MERV or Minimum Efficiency Reporting Values is a scale of measurement that is used to measure the efficiency of air filters. The American Society of Heating, Refrigerating, and Air Conditioning Engineers (ASHRAE) formulated this rating to derive the performance of different filters. It means if the MERV rating is higher, the filter is likely better at trapping various particles.
The MERV rating of HEPA-type filters is 13-16, while the MERV rating of True HEPA filters is 17-20, which means True HEPA is highly efficient.
You can also follow the MERV rating to check the efficiency of HEPA filter:
|MERV rating||Dust Efficiency||Particle size|
|20||≥ 99.999%||0.1 – 0.2 microns|
|19||≥ 99.99%||0.1 – 0.2 microns|
|18||≥ 99.97%||0.1 – 0.2 microns|
|17||≥ 99.97%||0.3 microns|
|16||≥ 99.95%||0.3 – 1 micron|
|15||≥ 95%||0.3 – 1 micron|
|14||90 – 95%||0.3 – 1 micron|
|13||89 – 90%||0.3 – 1 micron|
|12||70 – 75%||1 – 3 microns|
|11||60 – 65%||1 – 3 microns|
|10||50 – 55%||1 – 3 microns|
|9||40 – 45%||1 – 3 microns|
|8||30 – 35%||3 – 10 microns|
|7||25 – 30%||3 – 10 microns|
|6||< 20%||3 – 10 microns|
|5||< 20%||3 – 10 microns|
|4||< 20%||≥ 10 microns|
|3||< 20%||≥ 10 microns|
|2||< 20%||≥ 10 microns|
|1||< 20%||≥ 10 microns|
4. Filter Density
HEPA filters can remove 90-99% of the airborne pathogens. So, the filter density of such types of filters is medium. On the other hand, the True HEPA filters can remove 99.97% of particles as tiny as 0.3 microns. It has a comparatively higher filter density.
Both HEPA and True HEPA filters are efficient at their place. It on your needs and preferences as to which one is fit for you.
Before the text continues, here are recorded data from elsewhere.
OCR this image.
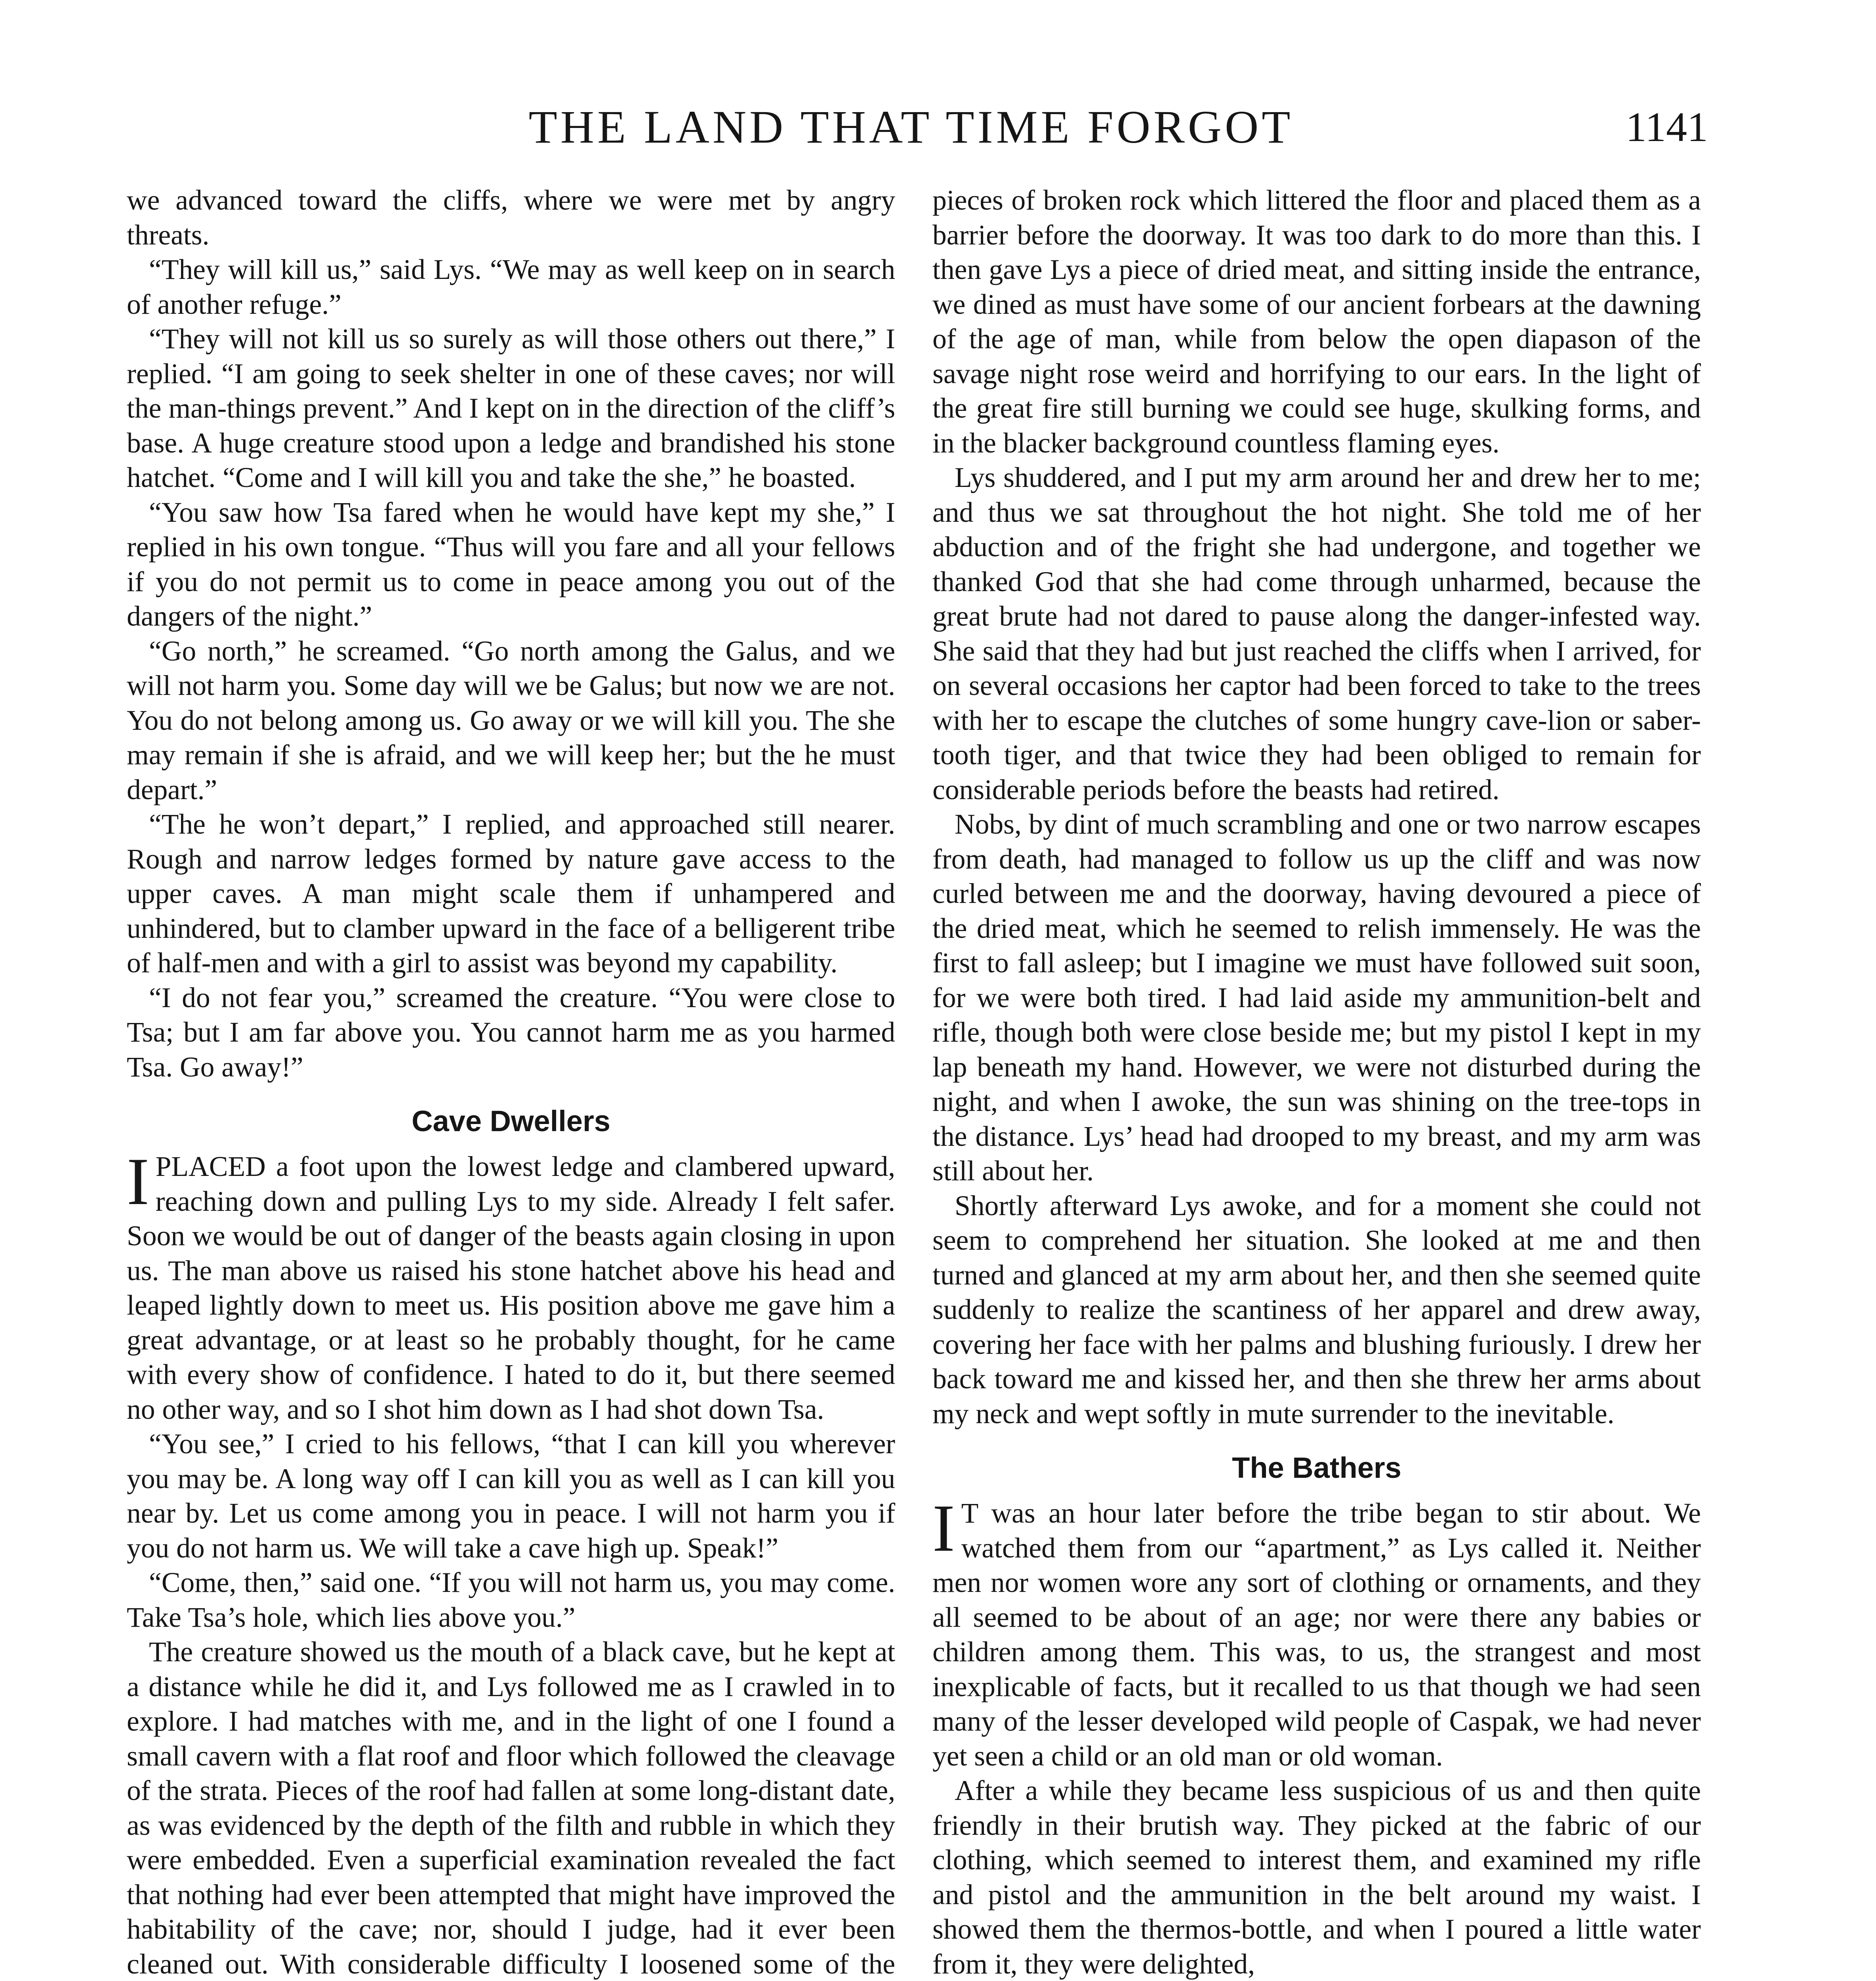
THE LAND THAT TIME FORGOT	1141

we advanced toward the cliffs, where we were met by angry threats.

“They will kill us,” said Lys. “We may as well keep on in search of another refuge.”

“They will not kill us so surely as will those others out there,” I replied. “I am going to seek shelter in one of these caves; nor will the man-things prevent.” And I kept on in the direction of the cliff’s base. A huge creature stood upon a ledge and brandished his stone hatchet. “Come and I will kill you and take the she,” he boasted.

“You saw how Tsa fared when he would have kept my she,” I replied in his own tongue. “Thus will you fare and all your fellows if you do not permit us to come in peace among you out of the dangers of the night.”

“Go north,” he screamed. “Go north among the Galus, and we will not harm you. Some day will we be Galus; but now we are not. You do not belong among us. Go away or we will kill you. The she may remain if she is afraid, and we will keep her; but the he must depart.”

“The he won’t depart,” I replied, and approached still nearer. Rough and narrow ledges formed by nature gave access to the upper caves. A man might scale them if unhampered and unhindered, but to clamber upward in the face of a belligerent tribe of half-men and with a girl to assist was beyond my capability.

“I do not fear you,” screamed the creature. “You were close to Tsa; but I am far above you. You cannot harm me as you harmed Tsa. Go away!”

Cave Dwellers

IPLACED a foot upon the lowest ledge and clambered upward, reaching down and pulling Lys to my side. Already I felt safer. Soon we would be out of danger of the beasts again closing in upon us. The man above us raised his stone hatchet above his head and leaped lightly down to meet us. His position above me gave him a great advantage, or at least so he probably thought, for he came with every show of confidence. I hated to do it, but there seemed no other way, and so I shot him down as I had shot down Tsa.

“You see,” I cried to his fellows, “that I can kill you wherever you may be. A long way off I can kill you as well as I can kill you near by. Let us come among you in peace. I will not harm you if you do not harm us. We will take a cave high up. Speak!”

“Come, then,” said one. “If you will not harm us, you may come. Take Tsa’s hole, which lies above you.”

The creature showed us the mouth of a black cave, but he kept at a distance while he did it, and Lys followed me as I crawled in to explore. I had matches with me, and in the light of one I found a small cavern with a flat roof and floor which followed the cleavage of the strata. Pieces of the roof had fallen at some long-distant date, as was evidenced by the depth of the filth and rubble in which they were embedded. Even a superficial examination revealed the fact that nothing had ever been attempted that might have improved the habitability of the cave; nor, should I judge, had it ever been cleaned out. With considerable difficulty I loosened some of the

pieces of broken rock which littered the floor and placed them as a barrier before the doorway. It was too dark to do more than this. I then gave Lys a piece of dried meat, and sitting inside the entrance, we dined as must have some of our ancient forbears at the dawning of the age of man, while from below the open diapason of the savage night rose weird and horrifying to our ears. In the light of the great fire still burning we could see huge, skulking forms, and in the blacker background countless flaming eyes.

Lys shuddered, and I put my arm around her and drew her to me; and thus we sat throughout the hot night. She told me of her abduction and of the fright she had undergone, and together we thanked God that she had come through unharmed, because the great brute had not dared to pause along the danger-infested way. She said that they had but just reached the cliffs when I arrived, for on several occasions her captor had been forced to take to the trees with her to escape the clutches of some hungry cave-lion or saber-tooth tiger, and that twice they had been obliged to remain for considerable periods before the beasts had retired.

Nobs, by dint of much scrambling and one or two narrow escapes from death, had managed to follow us up the cliff and was now curled between me and the doorway, having devoured a piece of the dried meat, which he seemed to relish immensely. He was the first to fall asleep; but I imagine we must have followed suit soon, for we were both tired. I had laid aside my ammunition-belt and rifle, though both were close beside me; but my pistol I kept in my lap beneath my hand. However, we were not disturbed during the night, and when I awoke, the sun was shining on the tree-tops in the distance. Lys’ head had drooped to my breast, and my arm was still about her.

Shortly afterward Lys awoke, and for a moment she could not seem to comprehend her situation. She looked at me and then turned and glanced at my arm about her, and then she seemed quite suddenly to realize the scantiness of her apparel and drew away, covering her face with her palms and blushing furiously. I drew her back toward me and kissed her, and then she threw her arms about my neck and wept softly in mute surrender to the inevitable.

The Bathers

I T was an hour later before the tribe began to stir about. We watched them from our “apartment,” as Lys called it. Neither men nor women wore any sort of clothing or ornaments, and they all seemed to be about of an age; nor were there any babies or children among them. This was, to us, the strangest and most inexplicable of facts, but it recalled to us that though we had seen many of the lesser developed wild people of Caspak, we had never yet seen a child or an old man or old woman.

After a while they became less suspicious of us and then quite friendly in their brutish way. They picked at the fabric of our clothing, which seemed to interest them, and examined my rifle and pistol and the ammunition in the belt around my waist. I showed them the thermos-bottle, and when I poured a little water from it, they were delighted,
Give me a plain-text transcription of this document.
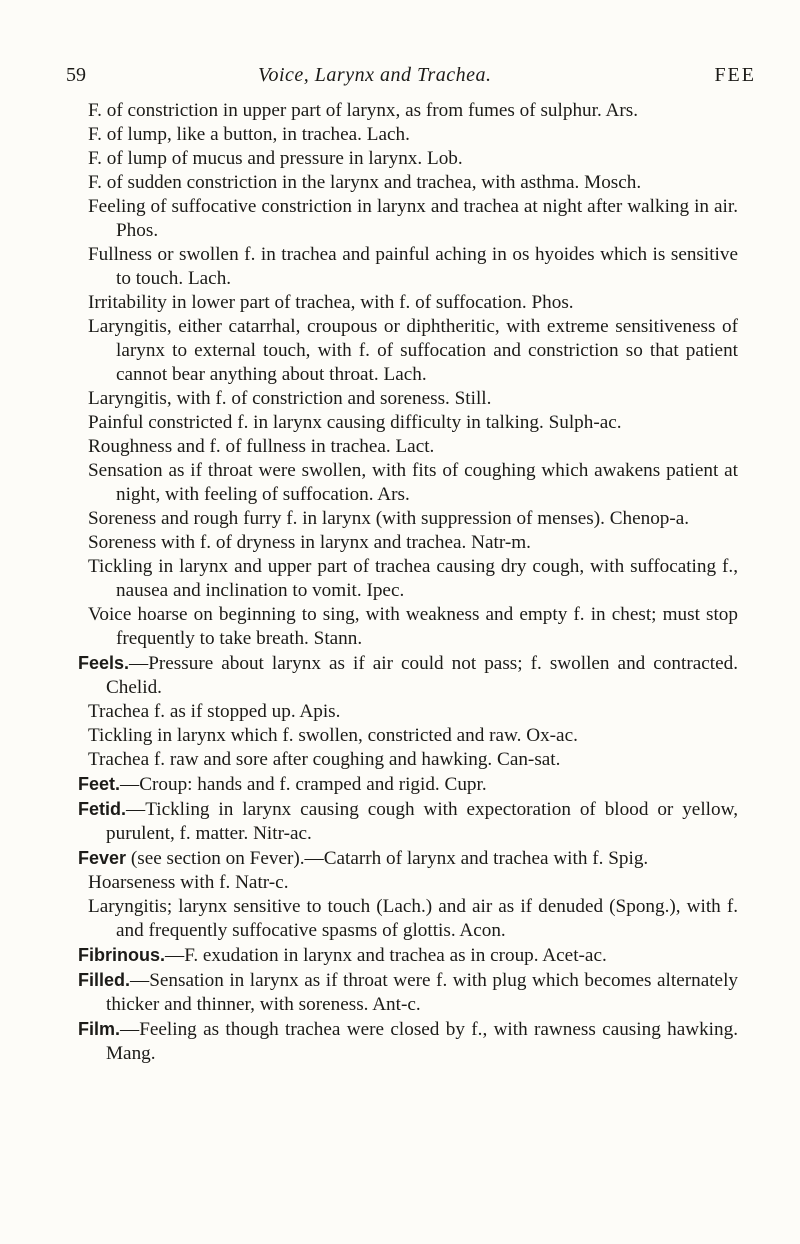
59	Voice, Larynx and Trachea.	FEE

F. of constriction in upper part of larynx, as from fumes of sulphur. Ars.

F. of lump, like a button, in trachea. Lach.

F. of lump of mucus and pressure in larynx. Lob.

F. of sudden constriction in the larynx and trachea, with asthma. Mosch.

Feeling of suffocative constriction in larynx and trachea at night after walking in air. Phos.

Fullness or swollen f. in trachea and painful aching in os hyoides which is sensitive to touch. Lach.

Irritability in lower part of trachea, with f. of suffocation. Phos.

Laryngitis, either catarrhal, croupous or diphtheritic, with extreme sensitiveness of larynx to external touch, with f. of suffocation and constriction so that patient cannot bear anything about throat. Lach.

Laryngitis, with f. of constriction and soreness. Still.

Painful constricted f. in larynx causing difficulty in talking. Sulph-ac.

Roughness and f. of fullness in trachea. Lact.

Sensation as if throat were swollen, with fits of coughing which awakens patient at night, with feeling of suffocation. Ars.

Soreness and rough furry f. in larynx (with suppression of menses). Chenop-a.

Soreness with f. of dryness in larynx and trachea. Natr-m.

Tickling in larynx and upper part of trachea causing dry cough, with suffocating f., nausea and inclination to vomit. Ipec.

Voice hoarse on beginning to sing, with weakness and empty f. in chest; must stop frequently to take breath. Stann.

Feels.—Pressure about larynx as if air could not pass; f. swollen and contracted. Chelid.

Trachea f. as if stopped up. Apis.

Tickling in larynx which f. swollen, constricted and raw. Ox-ac.

Trachea f. raw and sore after coughing and hawking. Can-sat.

Feet.—Croup: hands and f. cramped and rigid. Cupr.

Fetid.—Tickling in larynx causing cough with expectoration of blood or yellow, purulent, f. matter. Nitr-ac.

Fever (see section on Fever).—Catarrh of larynx and trachea with f. Spig.

Hoarseness with f. Natr-c.

Laryngitis; larynx sensitive to touch (Lach.) and air as if denuded (Spong.), with f. and frequently suffocative spasms of glottis. Acon.

Fibrinous.—F. exudation in larynx and trachea as in croup. Acet-ac.

Filled.—Sensation in larynx as if throat were f. with plug which becomes alternately thicker and thinner, with soreness. Ant-c.

Film.—Feeling as though trachea were closed by f., with rawness causing hawking. Mang.
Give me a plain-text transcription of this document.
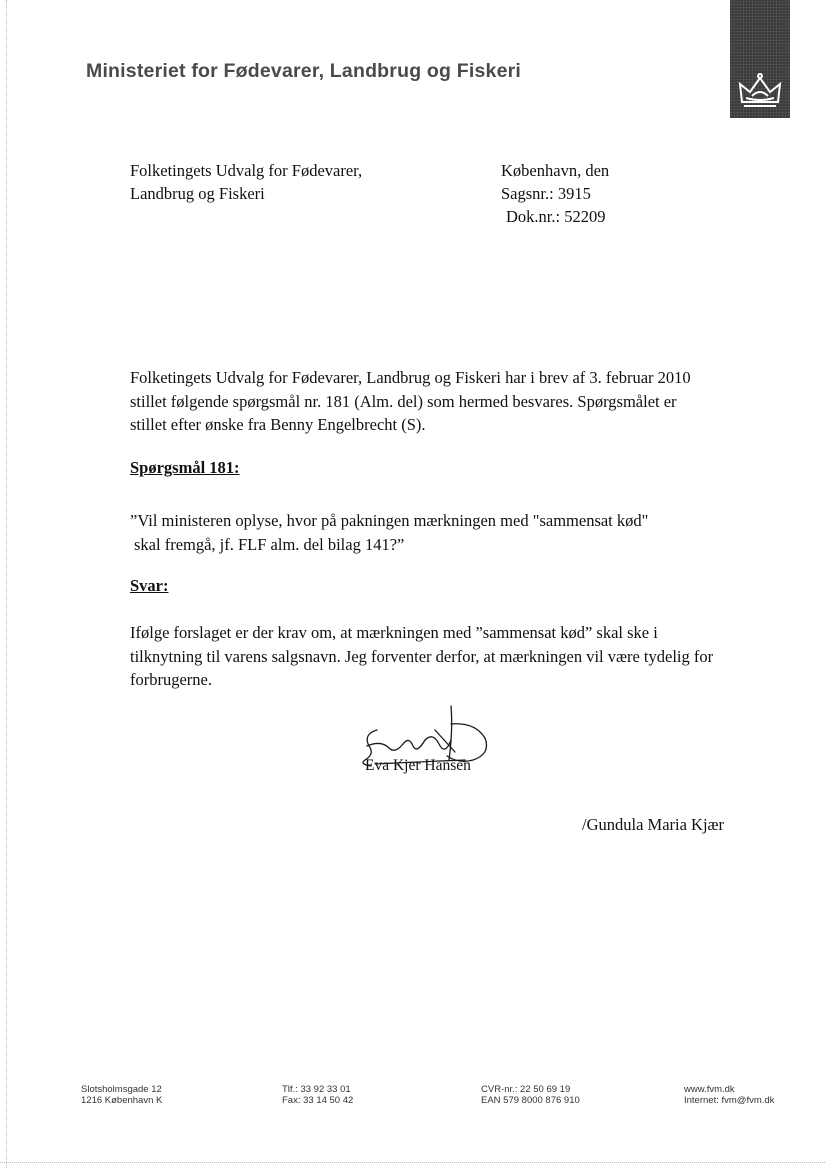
Ministeriet for Fødevarer, Landbrug og Fiskeri
Folketingets Udvalg for Fødevarer,
Landbrug og Fiskeri
København, den
Sagsnr.: 3915
Dok.nr.: 52209
Folketingets Udvalg for Fødevarer, Landbrug og Fiskeri har i brev af 3. februar 2010
stillet følgende spørgsmål nr. 181 (Alm. del) som hermed besvares. Spørgsmålet er
stillet efter ønske fra Benny Engelbrecht (S).
Spørgsmål 181:
”Vil ministeren oplyse, hvor på pakningen mærkningen med "sammensat kød"
skal fremgå, jf. FLF alm. del bilag 141?”
Svar:
Ifølge forslaget er der krav om, at mærkningen med ”sammensat kød” skal ske i
tilknytning til varens salgsnavn. Jeg forventer derfor, at mærkningen vil være tydelig for
forbrugerne.
Eva Kjer Hansen
/Gundula Maria Kjær
Slotsholmsgade 12
1216 København K
Tlf.: 33 92 33 01
Fax: 33 14 50 42
CVR-nr.: 22 50 69 19
EAN 579 8000 876 910
www.fvm.dk
Internet: fvm@fvm.dk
If you want a vacuum cleaner that cleans the dust and dirt with medium efficiency, you can go with HEPA filters. But, on the contrary, if you need a filtration system that reduces airborne symptoms, then the True HEPA filters are the best!
Are there different types of HEPA filters?
According to the Institute of Environmental Science and Technology (IEST), there are six types of HEPA filters (A, B, C, D, E, and F). Each type of HEPA filter has its definite characteristics, with A being the lowest efficient and F having the highest efficiency.
Is H13 HEPA better than True HEPA?
The H13 HEPA filters are the most rigorous type of small-particle filters. It is better than True HEPA as they are used in the medical-grade filtration system. To be specific, the H13 filter seizes particles that are more than three times tinier than the regular HEPA filters. It has the efficiency of capturing particles like asbestos, insecticide, anthrax, carbon dust, paint pigment, all types of bacteria and viruses of size less than 0.1 microns. Hence, the H13 HEPA filter is superior.
How much do HEPA filters cost?
The replacement cost of HEPA filters is EUR 165, the average being EUR 62- EUR 125. These filters are expensive to operate, approximately EUR 24 to EUR 40.
What’s better than a HEPA filter?
As per the United States Department of Energy (DOE), a HEPA filter removes particles as tiny as 0.3 microns. On the contrary, the ULPA filter removes 99.99% of allergen particles of size less than 0.1 microns. So, ULPA filters are more efficient than HEPA filters.
How long do HEPA filters last?
The HEPA filter may last for two to three years before replacement in a residential setting. However, the HEPA filters should be checked every six months in a commercial environment or when used daily. If the filter is heavily dirty, it should be replaced immediately.